/Data-digging

Scripts and such for data management, analysis, visualization, etc.

Primary LanguagePythonMIT LicenseMIT

Data-digging

This repository contains scripts and documentation related to analyzing classification data from Zooniverse projects. Most content is tailored to Panoptes-based Project Builder projects, but there is also some legacy Ouroboros-based code.

Where do I go to get started?

You have a few choices when getting started analyzing Zooniverse data.

  • Try the Panoptes Aggregation Code (external): Try out the Panoptes Aggregation Code, a software package designed to take project data exports and produced aggregated results.
  • Try Data-digging's general python scripts: The scripts_GeneralPython directory contains multiple Python scripts and Jupyter notebooks to get you started. See the README in that directory for more details.
  • Adapt Existing Scripts: The Data-digging repo contains many examples of data reduction scripts from multiple projects. Depending on your project type and details, find a similar project and edit their existing scripts to fit your specific use case. Check out scripts in the scripts_ProjectExamples directory, or browse the library of External Links for analysis scripts that are hosted in external locations and repos.

Contents

ExternalLinks.md: File with links to external code.
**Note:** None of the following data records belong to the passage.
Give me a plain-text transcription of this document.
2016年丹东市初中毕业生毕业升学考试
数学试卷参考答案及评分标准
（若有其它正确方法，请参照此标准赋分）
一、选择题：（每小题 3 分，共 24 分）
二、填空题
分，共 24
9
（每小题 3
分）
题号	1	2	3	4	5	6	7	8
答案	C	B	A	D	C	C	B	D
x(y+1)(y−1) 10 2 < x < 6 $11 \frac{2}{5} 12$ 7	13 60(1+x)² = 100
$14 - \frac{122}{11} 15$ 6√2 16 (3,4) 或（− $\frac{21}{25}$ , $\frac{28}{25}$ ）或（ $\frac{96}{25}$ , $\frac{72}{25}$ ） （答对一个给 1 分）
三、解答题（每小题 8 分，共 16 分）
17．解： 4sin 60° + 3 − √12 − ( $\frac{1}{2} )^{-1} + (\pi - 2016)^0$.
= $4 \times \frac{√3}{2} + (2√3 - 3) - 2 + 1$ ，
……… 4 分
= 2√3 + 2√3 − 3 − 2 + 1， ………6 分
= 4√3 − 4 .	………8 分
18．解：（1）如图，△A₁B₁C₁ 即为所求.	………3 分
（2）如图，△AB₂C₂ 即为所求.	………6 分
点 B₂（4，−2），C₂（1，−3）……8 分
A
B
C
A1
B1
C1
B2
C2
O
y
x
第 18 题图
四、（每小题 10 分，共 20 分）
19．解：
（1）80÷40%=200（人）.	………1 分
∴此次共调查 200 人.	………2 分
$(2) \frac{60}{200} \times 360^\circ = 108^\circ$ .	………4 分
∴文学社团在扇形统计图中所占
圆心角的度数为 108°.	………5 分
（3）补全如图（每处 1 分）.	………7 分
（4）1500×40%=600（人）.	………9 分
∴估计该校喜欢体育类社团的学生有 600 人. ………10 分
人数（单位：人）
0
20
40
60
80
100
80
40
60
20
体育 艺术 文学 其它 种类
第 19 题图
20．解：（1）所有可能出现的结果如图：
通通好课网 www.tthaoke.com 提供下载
docs: Column descriptions for Panoptes export CSV files.

notebooks_ProcessExports: This directory holds Jupyter notebooks for performing basic parsing of data export CSVs.

scripts_GeneralPython: This directory holds top-level example scripts that are generally applicable to any project. These scripts convert a classification data export CSV into more useful formats and data products. In most cases, these scripts extract information from the compact JSON-formatted “annotations” column data into an easier flat CSV file.

scripts_ProjectExamples: This directory holds project-specific subdirectories, each with scripts and data files.

scripts_Utility: This directory holds Python scripts for one-off tasks.

other_code: This directory holds other contributed code.